The Convict's Address to his Unhappy Brethren, written for Dr. WILLIAM DODD by SAMUEL JOHNSON and delivered by the former in the Chapel of Newgate, on Friday, June 6, 1777.
JEREMY TAYLOR died in 1667. Samuel John son wrote the Convict's Address in 1777. The century that intervened was not devoid of voices eloquent in English ; but there is a pedestrian quality in the accents of Tillotson, Barrow, South, and Stillingfleet, which falls below the highest level of oratorical expression. From their sermons the lyrical fervour of Taylor, on the one hand, and the rude vigour of Johnson on the other, are equally absent.
As an exponent of English eloquence,
Samuel Johnson occupies an intermediate position. He was a combination of the preacher and the politician, a sort of super-journalist whose moral judgments and the power of their expression were generally revered.

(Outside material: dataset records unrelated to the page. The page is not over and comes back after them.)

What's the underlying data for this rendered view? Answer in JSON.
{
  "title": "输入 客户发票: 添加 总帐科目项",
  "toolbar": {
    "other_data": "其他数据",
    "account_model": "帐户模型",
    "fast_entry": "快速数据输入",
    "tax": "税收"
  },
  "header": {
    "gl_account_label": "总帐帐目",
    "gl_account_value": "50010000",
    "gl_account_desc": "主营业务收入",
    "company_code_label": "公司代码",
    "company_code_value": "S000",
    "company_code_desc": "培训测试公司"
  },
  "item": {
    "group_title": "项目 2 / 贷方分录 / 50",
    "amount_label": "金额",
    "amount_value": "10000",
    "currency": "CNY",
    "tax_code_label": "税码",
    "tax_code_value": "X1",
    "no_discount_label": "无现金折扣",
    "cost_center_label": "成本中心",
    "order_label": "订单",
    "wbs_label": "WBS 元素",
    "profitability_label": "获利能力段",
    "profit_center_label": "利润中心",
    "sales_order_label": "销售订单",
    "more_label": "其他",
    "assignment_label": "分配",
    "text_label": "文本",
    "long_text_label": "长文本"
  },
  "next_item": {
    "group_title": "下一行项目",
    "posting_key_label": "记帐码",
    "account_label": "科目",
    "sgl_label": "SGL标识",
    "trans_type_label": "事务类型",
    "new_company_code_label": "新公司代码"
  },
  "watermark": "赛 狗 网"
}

The Convict's Address is one of the few of Johnson's compositions known to have been delivered in public. It represents his efforts on behalf of Dr. Dodd, a popular preacher, who had been tried and condemned to death for forgery. To be asked to write it was a contemporary tribute to his reputation. To have written it for a man whom he pitied, but knew to be guilty, was an example of his humane benevolence. Its existence is a monument to the force of his eloquence.